RabbitMQ default checks and policies
Summarize
Summary of RabbitMQ Default Checks and Policies
ServiceNow’s Agent Client Collector offers a set of default checks and policies designed specifically for monitoring RabbitMQ health and performance within Windows environments. Before running these checks, customers must perform RabbitMQ discovery. These checks enable proactive monitoring by verifying server availability, cluster health, consumer counts, message queues, network partitions, node status, usage, queue synchronization, and protocol responsiveness.
Show less
Default Checks and Their Purposes
- check-rabbitmq-alive: Confirms if the RabbitMQ server is up using its REST API and triggers alerts if down.
- check-rabbitmq-cluster-health: Verifies operational status of RabbitMQ cluster nodes and alerts if any node is down.
- check-rabbitmq-consumers: Monitors the number of consumers and alerts based on user-defined warning and critical thresholds.
- check-rabbitmq-messages: Tracks total messages queued and triggers alerts when thresholds are exceeded.
- check-rabbitmq-network-partitions: Detects network partitions in the RabbitMQ cluster and raises alerts accordingly.
- check-rabbitmq-node-health: Checks if RabbitMQ server nodes are running and monitors various resource parameters such as memory, sockets, file descriptors, and alarms with configurable thresholds.
- check-rabbitmq-node-usage: Reports detailed node usage statistics including processor, disk, socket, and memory utilization, with alert thresholds for each metric.
- check-rabbitmq-queue-drain-time: Estimates the time for queues to drain based on current message exit rates; alerts if drain time exceeds configured levels.
- check-rabbitmq-queues-synchronised: Ensures all mirrored queues and their secondary counterparts are synchronized to avoid data inconsistency.
- check-rabbitmq-stomp-alive: Validates RabbitMQ responsiveness to the STOMP protocol to ensure messaging availability.
Metrics Collection
- metrics-rabbitmq-overview: Collects overall RabbitMQ server statistics for performance and health insights.
- metrics-rabbitmq-queue: Gathers detailed metrics at the queue level, optionally filtered by virtual host, enabling granular performance monitoring.
Practical Implications for ServiceNow Customers
By leveraging these default checks and policies, customers can maintain high availability and performance of their RabbitMQ environments. Alerts based on critical thresholds enable rapid identification and resolution of issues such as server downtime, resource exhaustion, message backlogs, and network problems. The metrics provide actionable data for capacity planning and optimization. Note that these checks operate exclusively in Windows environments, so customers should ensure their RabbitMQ instances meet this requirement.

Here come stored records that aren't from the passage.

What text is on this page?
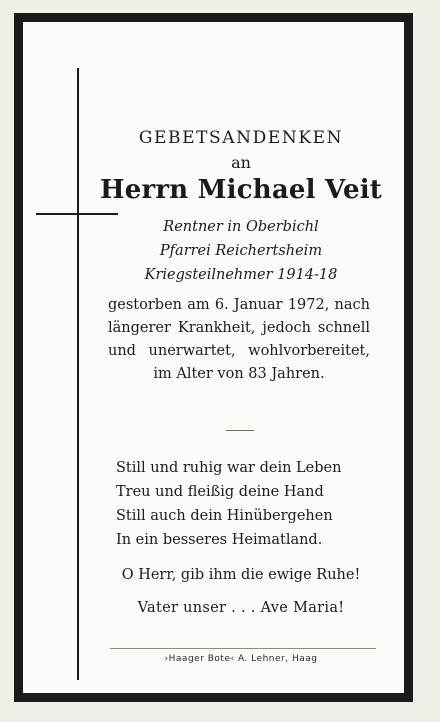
GEBETSANDENKEN
an
Herrn Michael Veit
Rentner in Oberbichl
Pfarrei Reichertsheim
Kriegsteilnehmer 1914-18
gestorben am 6. Januar 1972, nach längerer Krankheit, jedoch schnell und unerwartet, wohlvorbereitet, im Alter von 83 Jahren.
Still und ruhig war dein Leben
Treu und fleißig deine Hand
Still auch dein Hinübergehen
In ein besseres Heimatland.
O Herr, gib ihm die ewige Ruhe!
Vater unser . . . Ave Maria!
›Haager Bote‹ A. Lehner, Haag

Agent Client Collector provides the following default checks and policies for RabbitMQ health monitoring. You must perform RabbitMQ discovery before executing the checks. RabbitMQ checks are available only in a Windows environment.
| Type | Check | Description | Command |
|---|---|---|---|
| Event | check-rabbitmq-alive | Verifies whether the RabbitMQ server is alive, using the REST API. If the server is down, an alert triggers. | check-rabbitmq-alive.rb --host {{.labels.params_host}} --port
{{.labels.params_port}} -v {{.labels.params_vhost}} |
| Event | check-rabbitmq-cluster-health | Verifies whether the RabbitMQ server's cluster nodes are running. If the nodes are down, an alert triggers. | check-rabbitmq-cluster-health.rb --host {{.labels.params_host}} --port
{{.labels.params_port}} |
| Event | check-rabbitmq-consumers | Verifies the number of consumers on the RabbitMQ server and triggers an alert based on the configured threshold. | check-rabbitmq-consumers.rb {{if .labels.params_warn}} --warn
{{.labels.params_warn}} {{end}} {{if .labels.params_critical}} --critical
{{.labels.params_critical}} {{end}} --host {{.labels.params_host}} --port
{{.labels.params_port}} |
| Event | check-rabbitmq-messages | Verifies the total number of messages queued on the RabbitMQ server and triggers an alert based on the threshold. | check-rabbitmq-messages.rb --critical {{.labels.params_critical}} --port
{{.labels.params_port}} --warn {{.labels.params_warn}} --host
{{.labels.params_host}} |
| Event | check-rabbitmq-network-partitions | Verifies whether the RabbitMQ network partition has occurred and triggers an alert based on the threshold. | check-rabbitmq-network-partitions.rb --host {{.labels.params_host}} --port {{.labels.params_port}} |
| Event | check-rabbitmq-node-health | Verifies whether the RabbitMQ server node is in a running state. | |
| Event | check-rabbitmq-node-usage | Checks and displays usage of the RabbitMQ server node. | |
| Event | check-rabbitmq-queue-drain-time | Verifies the time it will take for each queue on the RabbitMQ server to drain,
based on the current message exit rate. For example, if a queue has 1,000 messages in it but only 1 message exits per second, an alert generates because the default critical level of 360 seconds has been exceeded. |
check-rabbitmq-queue-drain-time.rb --host {{.labels.params_host}} --port
{{.labels.params_port}} --warn {{.labels.params_warn}} --critical
{{.labels.params_critical}} |
| Event | check-rabbitmq-queues-synchronised | Verifies that all mirrored queues with secondary queues are synchronised. | check-rabbitmq-queues-synchronised.rb --host {{.labels.params_host}}
--port {{.labels.params_port}} |
| Event | check-rabbitmq-stomp-alive | Verifies whether the RabbitMQ server is alive and responding to STOMP. | check-rabbitmq-stomp-alive.rb --host {{.labels.params_host}} --queue
{{.labels.params_queue}} --port {{.labels.params_port}} |
| Type | Check | Description | Command |
|---|---|---|---|
| Metric | metrics-rabbitmq-overview | Provides RabbitMQ overview statistics. | metrics-rabbitmq-overview.rb --port {{.labels.params_port}} --host
{{.labels.params_host}} |
| Metric | metrics-rabbitmq-queue | Provides RabbitMQ metrics per queue. | metrics-rabbitmq-queue.rb --port {{.labels.params_port}} --host
{{.labels.params_host}} {{if .labels.params_vhost}} --vhost {{.labels.params_vhost}}
{{end}} |